Sweden’s Future Combat Aircraft: Saab’s Path to Innovation and Independence

2024-03-23 12:57:20

In November, Sweden confirmed that it would not participate in the Global Combat Air Program. [GCAP], to which she had been admitted as an observer. More precisely, it signed a memorandum of understanding with the United Kingdom in 2019, the objective then being to examine “joint development possibilities” in combat aviation.

At the time, London was seeking to bring together partners around its sixth-generation “Tempest” combat aircraft program, unveiled a year earlier. Since then, this project has been joined by Italy and Japan. The Swedish decision is undoubtedly linked to industrial issues. “Our involvement was not as intense as we thought at the beginning,” declared Micael Johansson, CEO of Saab, in August 2022.

After renouncing GCAP, could Sweden join SCAF [Système de combat aérien du futur], a program carried out in collaboration by France, Germany and Spain? This hypothesis could have been put forward… without being supported by the slightest concrete element. And for good reason: Stockholm clearly intends to go it alone.

While Airbus CEO Guillaume Faury recently pleaded in favor of a merger of the SCAF and GCAP programs in order to “not repeat the mistakes of the past” when “resources were distributed between three competing aircraft” [Rafale, Gripen, Eurofighter]the Swedish Defense Materiel Administration [FMV] has just awarded contracts to Saab and British equipment manufacturer GKN Aerospace to carry out “conceptual” studies with a view to developing a new combat aircraft.

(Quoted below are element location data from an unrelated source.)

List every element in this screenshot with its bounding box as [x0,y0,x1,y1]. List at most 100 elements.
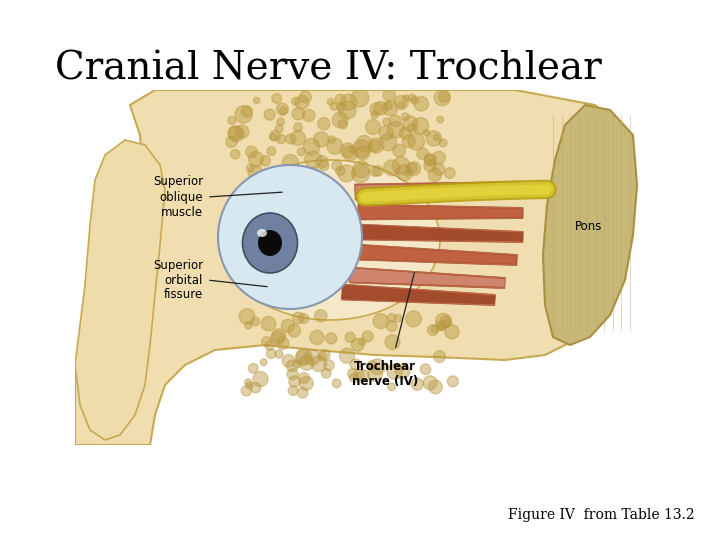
Circle shape [318,173,325,180]
Circle shape [269,133,276,140]
Circle shape [423,130,430,136]
Circle shape [241,386,251,396]
Circle shape [246,382,253,389]
Circle shape [276,337,289,349]
Circle shape [383,118,390,126]
Polygon shape [350,267,505,288]
Circle shape [276,134,286,144]
Polygon shape [355,181,520,200]
Circle shape [277,118,284,125]
Circle shape [292,107,305,120]
Circle shape [282,355,294,367]
Circle shape [275,350,283,358]
Circle shape [339,348,354,363]
Circle shape [241,106,253,117]
Circle shape [402,116,418,131]
Text: Superior
oblique
muscle: Superior oblique muscle [153,176,203,219]
Circle shape [323,360,334,370]
Circle shape [294,123,302,132]
Circle shape [282,319,294,332]
Text: Trochlear
nerve (IV): Trochlear nerve (IV) [352,360,418,388]
Polygon shape [341,285,495,304]
Circle shape [267,147,276,156]
Circle shape [403,95,410,102]
Circle shape [299,313,309,323]
Polygon shape [358,224,523,242]
Circle shape [295,96,309,109]
Circle shape [382,100,397,116]
Ellipse shape [218,165,362,309]
Circle shape [292,312,304,324]
Circle shape [235,125,249,138]
Circle shape [248,165,263,180]
Polygon shape [75,90,635,445]
Circle shape [349,146,356,153]
Polygon shape [358,204,523,220]
Polygon shape [358,205,523,219]
Circle shape [408,133,425,150]
Circle shape [235,106,252,123]
Circle shape [394,96,408,110]
Circle shape [300,91,311,103]
Circle shape [296,348,312,364]
Circle shape [354,369,364,379]
Circle shape [319,349,330,360]
Circle shape [351,165,369,183]
Circle shape [433,134,439,140]
Polygon shape [350,268,505,287]
Circle shape [330,103,338,110]
Circle shape [366,119,381,134]
Circle shape [297,387,308,398]
Circle shape [359,338,366,345]
Circle shape [303,138,320,155]
Circle shape [348,369,357,379]
Circle shape [276,103,288,115]
Circle shape [306,168,313,176]
Circle shape [261,170,271,179]
Circle shape [371,111,378,118]
Circle shape [293,360,301,368]
Circle shape [387,321,397,332]
Circle shape [328,136,336,143]
Circle shape [332,112,348,128]
Circle shape [341,94,356,110]
Circle shape [248,151,264,166]
Circle shape [345,332,356,342]
Circle shape [368,367,382,381]
Circle shape [332,160,342,171]
Circle shape [333,379,341,388]
Circle shape [369,140,380,152]
Circle shape [246,164,254,172]
Text: Pons: Pons [575,220,603,233]
Circle shape [440,315,451,327]
Circle shape [444,167,455,178]
Circle shape [349,373,359,382]
Circle shape [397,165,413,180]
Circle shape [253,97,260,104]
Circle shape [265,341,274,350]
Circle shape [387,364,402,379]
Circle shape [316,156,328,168]
Circle shape [370,103,382,116]
Circle shape [311,356,327,372]
Polygon shape [355,245,517,264]
Circle shape [447,376,459,387]
Circle shape [288,324,300,337]
Circle shape [270,131,280,141]
Circle shape [373,314,388,329]
Circle shape [424,160,436,172]
Circle shape [439,139,447,147]
Circle shape [271,329,286,343]
Circle shape [443,319,451,327]
Circle shape [275,168,291,184]
Circle shape [417,148,428,160]
Circle shape [337,103,346,111]
Circle shape [433,350,446,362]
Circle shape [408,94,416,102]
Circle shape [414,97,428,111]
Circle shape [424,153,436,165]
Circle shape [410,96,418,104]
Circle shape [338,101,356,119]
Circle shape [351,89,369,107]
Circle shape [341,143,355,158]
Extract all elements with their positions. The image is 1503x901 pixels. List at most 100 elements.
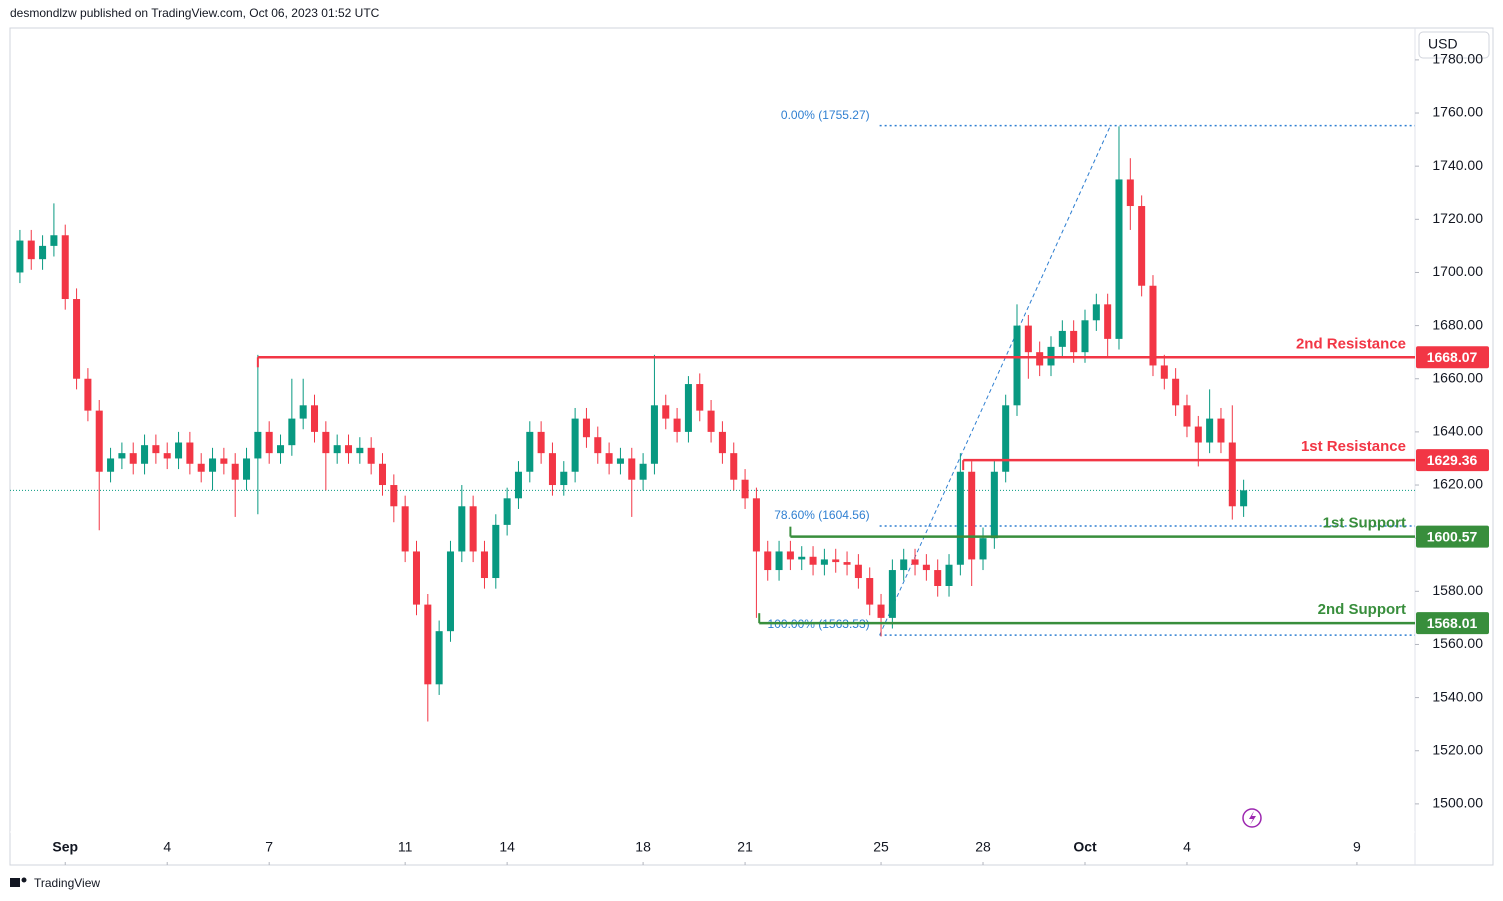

“The objective is to provide a basis for a decision on the future of combat aviation after 2040,” said the FMV, via a statement broadcast on March 22. For its part, Saab specified that it will conduct “conceptual studies of piloted and unpiloted solutions from a system of systems perspective”.

In this area, Sweden is not starting from a blank sheet: in addition to the experience acquired with the JAS-39 Gripen, Saab participated in the nEUROn combat drone program, designed under the supervision of Dassault Aviation. No doubt this will make it possible to establish a bridge with the SCAF, if Stockholm decides to launch its own 6th generation combat aircraft project.

“Saab is in a strong position and, having recently developed the Gripen E and GlobalEye, we have the cutting-edge technology and engineering know-how needed to advance the concept of the future combat aircraft,” also argued Lars Tossman, director of the aeronautical branch of the Swedish group.

Additionally, Saab intends to develop partnerships around “emerging and disruptive technologies that will play an important role in future combat aircraft systems.” To do this, it intends to rely on the “Swedish government’s Defense Innovation Initiative” as well as the “NATO Defense Innovation Accelerator”.